ÉDITORIAL
Peut-on sérieusement le contester ? Les finances publiques ont certainement pour caractéristique première d'être fondamentalement d'essence politique (au sens large de ce terme). Comme l'ont souligné avec raison nombre d'auteurs, le fait politique est, dans ce domaine, essentiel et il domine, d'une manière générale, l'ensemble de la réalité financière.
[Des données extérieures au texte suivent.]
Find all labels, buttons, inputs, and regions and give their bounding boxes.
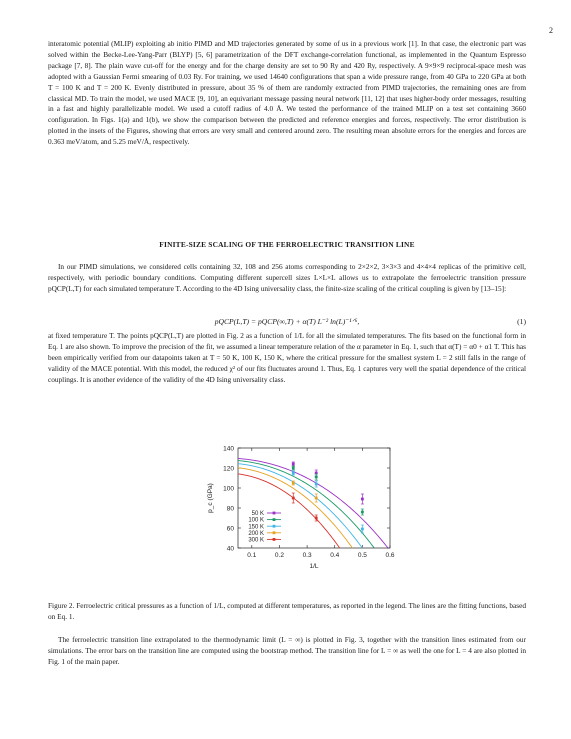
legend-label: 300 K (248, 538, 264, 544)
figure-2-chart: 0.1 0.2 0.3 0.4 0.5 0.6 40 60 80 100 120 140 1/L p_c … (207, 445, 395, 570)
paragraph-fit: at fixed temperature T. The points pQCP(… (48, 331, 526, 384)
data-point (291, 496, 295, 500)
fit-line (238, 463, 363, 548)
equation-1: pQCP(L,T) = pQCP(∞,T) + α(T) L⁻² ln(L)⁻¹… (48, 317, 526, 329)
legend-marker (272, 511, 276, 515)
data-point (291, 481, 295, 485)
legend-marker (272, 538, 276, 541)
data-point (360, 527, 364, 531)
legend-label: 100 K (248, 518, 264, 524)
x-tick-label: 0.2 (275, 552, 284, 559)
section-title: FINITE-SIZE SCALING OF THE FERROELECTRIC… (159, 240, 415, 249)
data-point (314, 471, 318, 475)
paragraph-mlip: interatomic potential (MLIP) exploiting … (48, 39, 526, 147)
legend-marker (272, 518, 276, 521)
figure-caption: Figure 2. Ferroelectric critical pressur… (48, 601, 526, 621)
x-tick-label: 0.3 (303, 552, 312, 559)
y-tick-label: 80 (227, 505, 235, 512)
x-tick-label: 0.5 (358, 552, 367, 559)
legend-label: 150 K (248, 524, 264, 530)
y-tick-label: 40 (227, 545, 235, 552)
equation-body: pQCP(L,T) = pQCP(∞,T) + α(T) L⁻² ln(L)⁻¹… (214, 317, 360, 326)
legend-label: 200 K (248, 531, 264, 537)
data-point (360, 510, 364, 514)
data-point (314, 482, 318, 486)
paragraph-pimd: In our PIMD simulations, we considered c… (48, 262, 526, 293)
data-point (291, 462, 295, 466)
y-axis-label: p_c (GPa) (207, 483, 214, 513)
legend-marker (272, 531, 276, 535)
x-tick-label: 0.1 (247, 552, 256, 559)
data-point (291, 471, 295, 475)
paragraph-transition-line: The ferroelectric transition line extrap… (48, 635, 526, 666)
plot-frame (237, 447, 391, 549)
legend-label: 50 K (252, 511, 264, 517)
y-tick-label: 100 (223, 485, 234, 492)
x-tick-label: 0.6 (385, 552, 394, 559)
x-axis-label: 1/L (309, 563, 318, 570)
legend-marker (272, 524, 276, 528)
data-point (314, 516, 318, 520)
y-tick-label: 120 (223, 465, 234, 472)
data-point (291, 466, 295, 470)
page-number: 2 (549, 26, 553, 35)
equation-number: (1) (517, 317, 526, 326)
fit-line (238, 458, 389, 548)
x-tick-label: 0.4 (330, 552, 339, 559)
y-tick-label: 140 (223, 445, 234, 452)
plot-layer: 0.1 0.2 0.3 0.4 0.5 0.6 40 60 80 100 120 140 1/L p_c … (207, 445, 395, 570)
data-point (360, 497, 364, 501)
fit-line (238, 460, 375, 548)
data-point (314, 475, 318, 479)
fit-line (238, 467, 353, 548)
fit-line (238, 473, 341, 548)
y-tick-label: 60 (227, 525, 235, 532)
data-point (314, 496, 318, 500)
Figure importante de cette dernière, la politique budgétaire est assurément parmi les illustrations les plus fortes des liens étroits qui s'établissent entre la sphère du politique et celle des finances publiques. Même si elle peut paraître, à juste titre, déterminée par un ensemble de contraintes techniques, elle n'en procède pas moins, plus globalement, d'un processus multirationnel de décision au sein duquel agissent et rétroagissent les stratégies des acteurs concernés. Certes, les facteurs structurels - économiques, financiers, juridiques, administratifs - pèsent-ils lourdement dans ce processus, avec notamment pour conséquence un manque de flexibilité indéniable de la politique budgétaire. Mais il serait erroné d'en conclure trop rapidement à l'absence d'autonomie des décideurs et, par voie de conséquence, à la domination du système financier par un ordre catallectique sur lequel il serait impossible d'agir de manière volontariste.
C'est bien à une telle compréhension positive de la réalité et des pratiques budgétaires qu'introduit ce numéro de la Revue. Le mérite en revient au Club Cambon qui a su réunir, lors d'un colloque organisé le 10 février 1994 à la Cour des Comptes, des spécialistes aussi divers que talentueux. Les contributions réunies ici, outre l'excellente qualité des analyses et pistes de réflexions qui s'en dégagent, offrent une lecture stimulante qui, si elle permet de mesurer la complexité du jeu des multiples centres de décisions appelés à intervenir en matière de politique budgétaire, ne conduit pas nécessairement à conclure que celle-ci ressortirait d'un système irrémédiablement fermé, déterminé par des contraintes structurelles indépassables privant les acteurs de tout réel pouvoir d'effectuer des choix.